Changes in telomere lengths in renal cell carcinomas.

Telomeres, the extreme ends of chromosomes, play an important role in chromosome structure and function. The shortening of telomeres is one of the supposed mechanisms of cellular aging and death. Because of end replication problems the length of telomeres decreases with every cell cycle. This may lead to chromosome instability and additional genetic alterations possibly responsible of significant tumor development. In many cancer cells the length of telomeres depends on a balance between the loss of telomeric repeats, at each replication cycle, and the telomere lengthening, by the enzyme telomerase, which is repressed in most normal somatic cells. Many tumor cells demonstrate shortened telomeres in comparison to the corresponding normal tissue. In some types of human cancers the reduction of telomeric repeats was correlated with increasing disease severity.
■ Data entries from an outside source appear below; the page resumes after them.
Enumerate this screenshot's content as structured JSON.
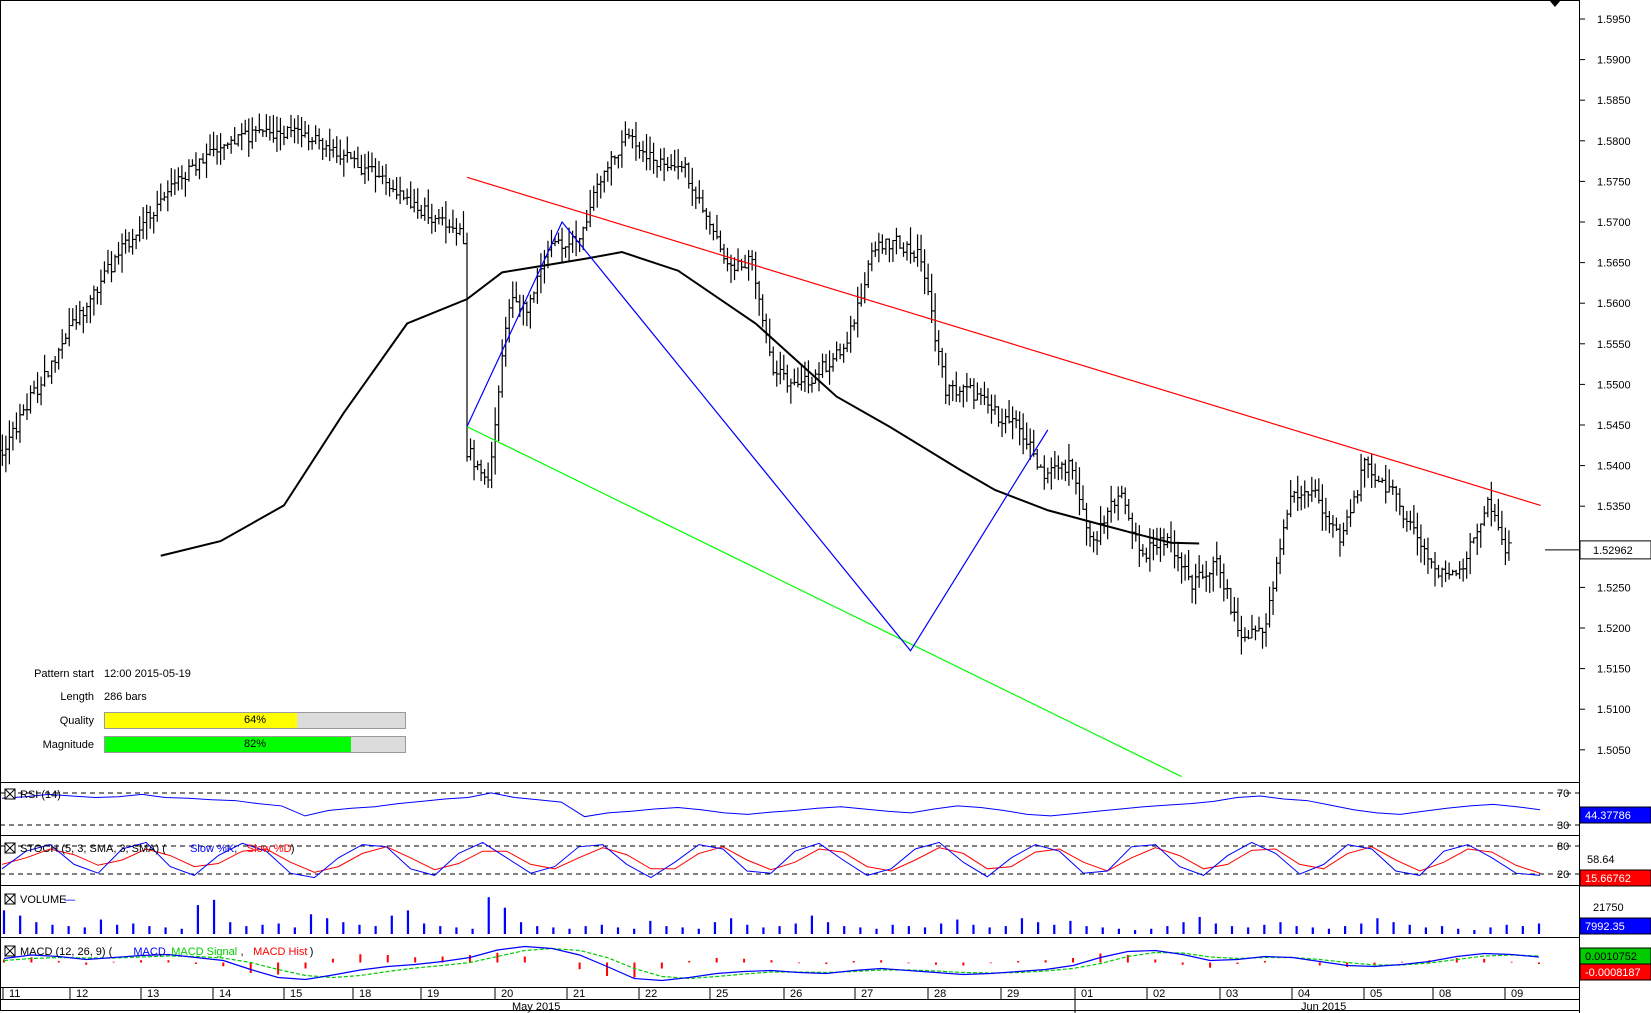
{
  "pattern_info": {
    "pattern_start_label": "Pattern start",
    "pattern_start_value": "12:00 2015-05-19",
    "length_label": "Length",
    "length_value": "286 bars",
    "quality_label": "Quality",
    "quality_value": "64%",
    "quality_fraction": 0.64,
    "quality_color": "#ffff00",
    "magnitude_label": "Magnitude",
    "magnitude_value": "82%",
    "magnitude_fraction": 0.82,
    "magnitude_color": "#00ff00"
  },
  "colors": {
    "resistance_line": "#ff0000",
    "support_line": "#00ff00",
    "zigzag": "#0000ff",
    "moving_average": "#000000",
    "price_bars": "#000000",
    "rsi": "#0000ff",
    "stoch_slow_k": "#0000ff",
    "stoch_slow_d": "#ff0000",
    "volume": "#0000ff",
    "macd": "#0000ff",
    "macd_signal": "#00cc00",
    "macd_hist": "#ff0000"
  },
  "chart_data": [
    {
      "type": "candlestick",
      "pane": "price",
      "y_ticks": [
        "1.5950",
        "1.5900",
        "1.5850",
        "1.5800",
        "1.5750",
        "1.5700",
        "1.5650",
        "1.5600",
        "1.5550",
        "1.5500",
        "1.5450",
        "1.5400",
        "1.5350",
        "1.5300",
        "1.5250",
        "1.5200",
        "1.5150",
        "1.5100",
        "1.5050"
      ],
      "ylim": [
        1.5005,
        1.5985
      ],
      "current_price_label": "1.52962",
      "current_price": 1.52962,
      "x_day_labels": [
        "11",
        "12",
        "13",
        "14",
        "15",
        "18",
        "19",
        "20",
        "21",
        "22",
        "25",
        "26",
        "27",
        "28",
        "29",
        "01",
        "02",
        "03",
        "04",
        "05",
        "08",
        "09"
      ],
      "x_month_labels": [
        "May 2015",
        "Jun 2015"
      ],
      "close_path": [
        [
          0,
          1.542
        ],
        [
          6,
          1.538
        ],
        [
          12,
          1.56
        ],
        [
          17,
          1.559
        ],
        [
          24,
          1.568
        ],
        [
          31,
          1.5672
        ],
        [
          38,
          1.575
        ],
        [
          46,
          1.581
        ],
        [
          54,
          1.577
        ],
        [
          61,
          1.5775
        ],
        [
          68,
          1.5709
        ],
        [
          75,
          1.5645
        ],
        [
          81,
          1.5655
        ],
        [
          87,
          1.5517
        ],
        [
          94,
          1.5495
        ],
        [
          101,
          1.552
        ],
        [
          108,
          1.5547
        ],
        [
          115,
          1.5665
        ],
        [
          123,
          1.5675
        ],
        [
          129,
          1.5655
        ],
        [
          136,
          1.5493
        ],
        [
          143,
          1.5492
        ],
        [
          150,
          1.5465
        ],
        [
          157,
          1.5445
        ],
        [
          164,
          1.539
        ],
        [
          171,
          1.5402
        ],
        [
          178,
          1.53
        ],
        [
          185,
          1.537
        ],
        [
          192,
          1.529
        ],
        [
          199,
          1.5312
        ],
        [
          206,
          1.5252
        ],
        [
          213,
          1.528
        ],
        [
          220,
          1.5186
        ],
        [
          227,
          1.5205
        ],
        [
          234,
          1.5365
        ],
        [
          241,
          1.5366
        ],
        [
          248,
          1.5305
        ],
        [
          255,
          1.5399
        ],
        [
          262,
          1.5372
        ],
        [
          269,
          1.5321
        ],
        [
          276,
          1.5265
        ],
        [
          283,
          1.5277
        ],
        [
          290,
          1.5355
        ],
        [
          295,
          1.5296
        ]
      ],
      "trend_lines": {
        "resistance": [
          [
            0,
            1.5755
          ],
          [
            305,
            1.5351
          ]
        ],
        "support": [
          [
            0,
            1.5448
          ],
          [
            203,
            1.5017
          ]
        ]
      },
      "zigzag": [
        [
          0,
          1.5448
        ],
        [
          27,
          1.57
        ],
        [
          126,
          1.5172
        ],
        [
          165,
          1.5444
        ]
      ],
      "moving_average": [
        [
          -87,
          1.5289
        ],
        [
          -70,
          1.5307
        ],
        [
          -52,
          1.5351
        ],
        [
          -35,
          1.5465
        ],
        [
          -17,
          1.5575
        ],
        [
          0,
          1.5605
        ],
        [
          10,
          1.5638
        ],
        [
          20,
          1.5645
        ],
        [
          34,
          1.5655
        ],
        [
          44,
          1.5663
        ],
        [
          60,
          1.564
        ],
        [
          82,
          1.5575
        ],
        [
          105,
          1.5485
        ],
        [
          120,
          1.5448
        ],
        [
          140,
          1.5395
        ],
        [
          150,
          1.537
        ],
        [
          165,
          1.5345
        ],
        [
          177,
          1.5331
        ],
        [
          190,
          1.5316
        ],
        [
          200,
          1.5305
        ],
        [
          208,
          1.5304
        ]
      ]
    },
    {
      "type": "line",
      "pane": "RSI",
      "title": "RSI (14)",
      "levels": [
        70,
        30
      ],
      "ylim": [
        15,
        75
      ],
      "current_label": "44.37786",
      "series": [
        {
          "name": "RSI",
          "values": [
            59,
            61,
            64,
            62,
            60,
            61,
            64,
            60,
            59,
            57,
            56,
            52,
            49,
            36,
            43,
            46,
            48,
            52,
            55,
            58,
            60,
            66,
            60,
            57,
            54,
            35,
            40,
            42,
            45,
            47,
            44,
            40,
            38,
            41,
            43,
            46,
            48,
            45,
            42,
            40,
            45,
            49,
            47,
            43,
            38,
            36,
            39,
            42,
            45,
            48,
            50,
            52,
            55,
            60,
            62,
            58,
            56,
            50,
            44,
            40,
            38,
            42,
            46,
            49,
            51,
            48,
            44
          ]
        }
      ]
    },
    {
      "type": "line",
      "pane": "STOCH",
      "title": "STOCH (5, 3, SMA, 3, SMA)",
      "legend": [
        "Slow %K",
        "Slow %D"
      ],
      "levels": [
        80,
        20
      ],
      "ylim": [
        0,
        100
      ],
      "value_labels": [
        "58.64",
        "15.66762"
      ],
      "series": [
        {
          "name": "Slow %K",
          "values": [
            30,
            70,
            85,
            40,
            20,
            75,
            90,
            35,
            15,
            60,
            88,
            70,
            20,
            10,
            55,
            85,
            80,
            30,
            15,
            65,
            90,
            55,
            20,
            35,
            80,
            85,
            40,
            10,
            45,
            85,
            75,
            25,
            20,
            70,
            88,
            50,
            15,
            30,
            75,
            90,
            45,
            12,
            55,
            85,
            70,
            20,
            25,
            80,
            85,
            35,
            15,
            60,
            90,
            65,
            18,
            40,
            85,
            75,
            25,
            15,
            70,
            85,
            55,
            20,
            15
          ]
        },
        {
          "name": "Slow %D",
          "values": [
            40,
            55,
            75,
            62,
            38,
            50,
            75,
            60,
            35,
            42,
            70,
            75,
            45,
            22,
            35,
            65,
            80,
            55,
            28,
            42,
            70,
            70,
            40,
            30,
            55,
            78,
            62,
            30,
            30,
            65,
            80,
            50,
            28,
            45,
            75,
            68,
            35,
            25,
            50,
            78,
            65,
            30,
            35,
            68,
            75,
            45,
            25,
            55,
            78,
            60,
            30,
            40,
            72,
            75,
            40,
            30,
            65,
            80,
            50,
            25,
            45,
            75,
            68,
            38,
            20
          ]
        }
      ]
    },
    {
      "type": "bar",
      "pane": "VOLUME",
      "title": "VOLUME",
      "ylim": [
        0,
        35000
      ],
      "tick_label": "21750",
      "current_label": "7992.35",
      "values": [
        18000,
        14000,
        9000,
        7000,
        6000,
        5000,
        11000,
        7000,
        8000,
        6000,
        5000,
        4000,
        22000,
        26000,
        9000,
        6000,
        7000,
        8000,
        5000,
        15000,
        12000,
        9000,
        7000,
        6000,
        14000,
        18000,
        8000,
        6000,
        5000,
        4000,
        28000,
        20000,
        9000,
        6000,
        5000,
        4000,
        6000,
        7000,
        5000,
        4000,
        10000,
        6000,
        5000,
        4000,
        9000,
        12000,
        7000,
        5000,
        6000,
        8000,
        14000,
        9000,
        6000,
        5000,
        4000,
        7000,
        6000,
        5000,
        8000,
        11000,
        7000,
        5000,
        6000,
        12000,
        9000,
        7000,
        10000,
        6000,
        5000,
        4000,
        3000,
        4000,
        6000,
        9000,
        13000,
        8000,
        6000,
        5000,
        7000,
        9000,
        6000,
        5000,
        4000,
        6000,
        8000,
        12000,
        9000,
        7000,
        5000,
        6000,
        4000,
        3000,
        5000,
        7000,
        6000,
        8000
      ]
    },
    {
      "type": "line",
      "pane": "MACD",
      "title": "MACD (12, 26, 9)",
      "legend": [
        "MACD",
        "MACD Signal",
        "MACD Hist"
      ],
      "ylim": [
        -0.0045,
        0.0045
      ],
      "value_labels": [
        "0.0010752",
        "-0.0008187"
      ],
      "series": [
        {
          "name": "MACD",
          "values": [
            0.0008,
            0.0015,
            0.0012,
            0.0006,
            0.001,
            0.0014,
            0.0016,
            0.001,
            0.0004,
            -0.0014,
            -0.003,
            -0.0034,
            -0.0025,
            -0.0015,
            -0.0008,
            -0.0004,
            0.0002,
            0.001,
            0.0025,
            0.0032,
            0.0028,
            0.0015,
            -0.0008,
            -0.0032,
            -0.0036,
            -0.003,
            -0.0022,
            -0.0018,
            -0.0016,
            -0.002,
            -0.0022,
            -0.0016,
            -0.0012,
            -0.0016,
            -0.002,
            -0.0024,
            -0.0022,
            -0.0018,
            -0.0014,
            -0.0006,
            0.001,
            0.0022,
            0.0024,
            0.0016,
            0.0004,
            0.0006,
            0.0012,
            0.001,
            0.0002,
            -0.0006,
            -0.0008,
            -0.0004,
            0.0002,
            0.0012,
            0.0018,
            0.0016,
            0.0011
          ]
        },
        {
          "name": "MACD Signal",
          "values": [
            0.0004,
            0.0008,
            0.001,
            0.0009,
            0.0009,
            0.0011,
            0.0013,
            0.0012,
            0.0009,
            0.0,
            -0.0014,
            -0.0026,
            -0.003,
            -0.0026,
            -0.0018,
            -0.0011,
            -0.0006,
            0.0,
            0.0012,
            0.0024,
            0.0028,
            0.0024,
            0.001,
            -0.0012,
            -0.0028,
            -0.0032,
            -0.0028,
            -0.0023,
            -0.0019,
            -0.0019,
            -0.002,
            -0.0018,
            -0.0015,
            -0.0015,
            -0.0017,
            -0.002,
            -0.0021,
            -0.002,
            -0.0017,
            -0.0012,
            -0.0002,
            0.0012,
            0.002,
            0.0019,
            0.0011,
            0.0008,
            0.001,
            0.001,
            0.0006,
            0.0,
            -0.0005,
            -0.0005,
            -0.0001,
            0.0006,
            0.0013,
            0.0015,
            0.0013
          ]
        }
      ]
    }
  ]
}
We analyzed Southern blots of HINF1-digested DNA of a large number of renal cell carcinomas (RCC) including different tumor areas, secondary tumors and metastases (76 cases with 142 tumor samples) for changes in the length of telomeric repeats using the oligonucleotide probe (TTAGGG)3 and found telomere shortening in 54%, suggesting that a reduction of the telomeric repeat length is not a general characteristic in RCC. Intratumor heterogeneity was demonstrated in seven cases. But also two RCC, with elongated telomeres in the tumor tissue, were observed. Shortened telomeres do not seem to be associated with advanced stages of tumor development or specific histopathological subtypes of RCC.